Wednesday, July 27, 2005

Any Big Fish in that Net, Fitzgerald?

The independent prosecutor may be investigating how the CIA got blamed for those 16 (false) words in Bush's state of the union speech when he claimed that Saddam Hussein was trying to buy uranium in Africa. This could become really, really interesting (my fingers are crossed). I found this gem in Washington Post:

"The special prosecutor in the CIA leak probe has interviewed a wider range of administration officials than was previously known, part of an effort to determine whether anyone broke laws during a White House effort two years ago to discredit allegations that President Bush used faulty intelligence to justify the Iraq war, according to several officials familiar with the case.

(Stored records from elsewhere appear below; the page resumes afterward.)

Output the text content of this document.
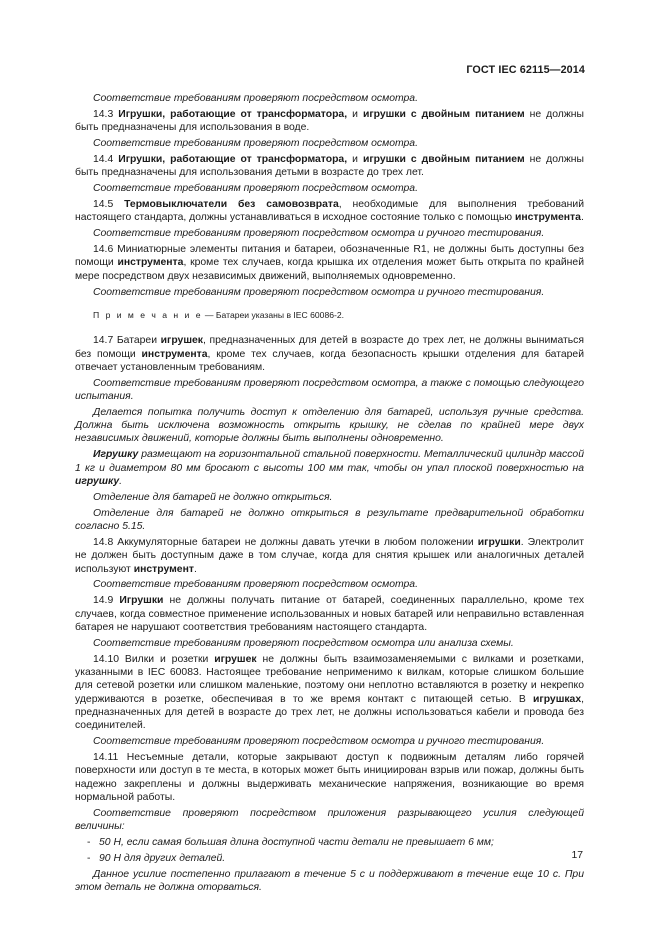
ГОСТ IEC 62115—2014

Соответствие требованиям проверяют посредством осмотра.

14.3 Игрушки, работающие от трансформатора, и игрушки с двойным питанием не должны быть предназначены для использования в воде.

Соответствие требованиям проверяют посредством осмотра.

14.4 Игрушки, работающие от трансформатора, и игрушки с двойным питанием не должны быть предназначены для использования детьми в возрасте до трех лет.

Соответствие требованиям проверяют посредством осмотра.

14.5 Термовыключатели без самовозврата, необходимые для выполнения требований настоящего стандарта, должны устанавливаться в исходное состояние только с помощью инструмента.

Соответствие требованиям проверяют посредством осмотра и ручного тестирования.

14.6 Миниатюрные элементы питания и батареи, обозначенные R1, не должны быть доступны без помощи инструмента, кроме тех случаев, когда крышка их отделения может быть открыта по крайней мере посредством двух независимых движений, выполняемых одновременно.

Соответствие требованиям проверяют посредством осмотра и ручного тестирования.

П р и м е ч а н и е — Батареи указаны в IEC 60086-2.

14.7 Батареи игрушек, предназначенных для детей в возрасте до трех лет, не должны выниматься без помощи инструмента, кроме тех случаев, когда безопасность крышки отделения для батарей отвечает установленным требованиям.

Соответствие требованиям проверяют посредством осмотра, а также с помощью следующего испытания.

Делается попытка получить доступ к отделению для батарей, используя ручные средства. Должна быть исключена возможность открыть крышку, не сделав по крайней мере двух независимых движений, которые должны быть выполнены одновременно.

Игрушку размещают на горизонтальной стальной поверхности. Металлический цилиндр массой 1 кг и диаметром 80 мм бросают с высоты 100 мм так, чтобы он упал плоской поверхностью на игрушку.

Отделение для батарей не должно открыться.

Отделение для батарей не должно открыться в результате предварительной обработки согласно 5.15.

14.8 Аккумуляторные батареи не должны давать утечки в любом положении игрушки. Электролит не должен быть доступным даже в том случае, когда для снятия крышек или аналогичных деталей используют инструмент.

Соответствие требованиям проверяют посредством осмотра.

14.9 Игрушки не должны получать питание от батарей, соединенных параллельно, кроме тех случаев, когда совместное применение использованных и новых батарей или неправильно вставленная батарея не нарушают соответствия требованиям настоящего стандарта.

Соответствие требованиям проверяют посредством осмотра или анализа схемы.

14.10 Вилки и розетки игрушек не должны быть взаимозаменяемыми с вилками и розетками, указанными в IEC 60083. Настоящее требование неприменимо к вилкам, которые слишком большие для сетевой розетки или слишком маленькие, поэтому они неплотно вставляются в розетку и некрепко удерживаются в розетке, обеспечивая в то же время контакт с питающей сетью. В игрушках, предназначенных для детей в возрасте до трех лет, не должны использоваться кабели и провода без соединителей.

Соответствие требованиям проверяют посредством осмотра и ручного тестирования.

14.11 Несъемные детали, которые закрывают доступ к подвижным деталям либо горячей поверхности или доступ в те места, в которых может быть инициирован взрыв или пожар, должны быть надежно закреплены и должны выдерживать механические напряжения, возникающие во время нормальной работы.

Соответствие проверяют посредством приложения разрывающего усилия следующей величины:

- 50 Н, если самая большая длина доступной части детали не превышает 6 мм;

- 90 Н для других деталей.

Данное усилие постепенно прилагают в течение 5 с и поддерживают в течение еще 10 с. При этом деталь не должна оторваться.

17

Prosecutors have questioned former CIA director George J. Tenet and deputy director John E. McLaughlin, former CIA spokesman Bill Harlow, State Department officials, and even a stranger who approached columnist Robert D. Novak on the street.

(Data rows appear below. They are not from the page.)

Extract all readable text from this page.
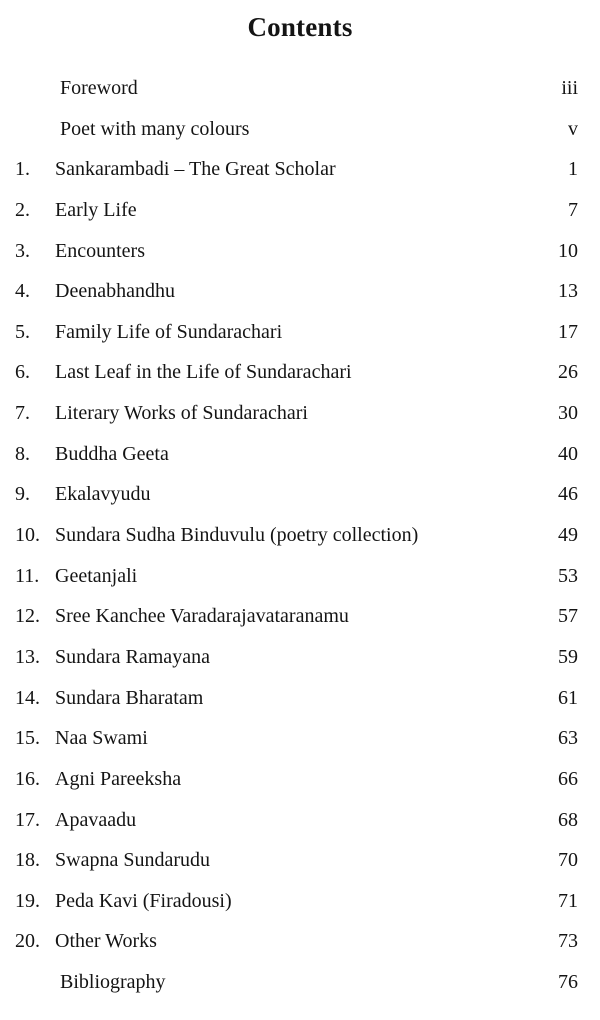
Contents
Foreword	iii
Poet with many colours	v
1. Sankarambadi – The Great Scholar	1
2. Early Life	7
3. Encounters	10
4. Deenabhandhu	13
5. Family Life of Sundarachari	17
6. Last Leaf in the Life of Sundarachari	26
7. Literary Works of Sundarachari	30
8. Buddha Geeta	40
9. Ekalavyudu	46
10. Sundara Sudha Binduvulu (poetry collection)	49
11. Geetanjali	53
12. Sree Kanchee Varadarajavataranamu	57
13. Sundara Ramayana	59
14. Sundara Bharatam	61
15. Naa Swami	63
16. Agni Pareeksha	66
17. Apavaadu	68
18. Swapna Sundarudu	70
19. Peda Kavi (Firadousi)	71
20. Other Works	73
Bibliography	76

In doing so, special prosecutor Patrick J. Fitzgerald has asked not only about how CIA operative Valerie Plame's name was leaked but also how the administration went about shifting responsibility from the White House to the CIA for having included 16 words in the 2003 State of the Union address about Iraqi efforts to acquire uranium from Africa, an assertion that was later disputed.

Most of the questioning of CIA and State Department officials took place in 2004, the sources said.

It remains unclear whether Fitzgerald uncovered any wrongdoing in this or any other portion of his nearly 18-month investigation. All that is known at this point are the names of some people he has interviewed, what questions he has asked and whom he has focused on.
It appears that the Bushites have made some enemies in the CIA and they might be willing to expose the "fixing" of intelligence as well as avenge the wrong done to one of their covert operatives.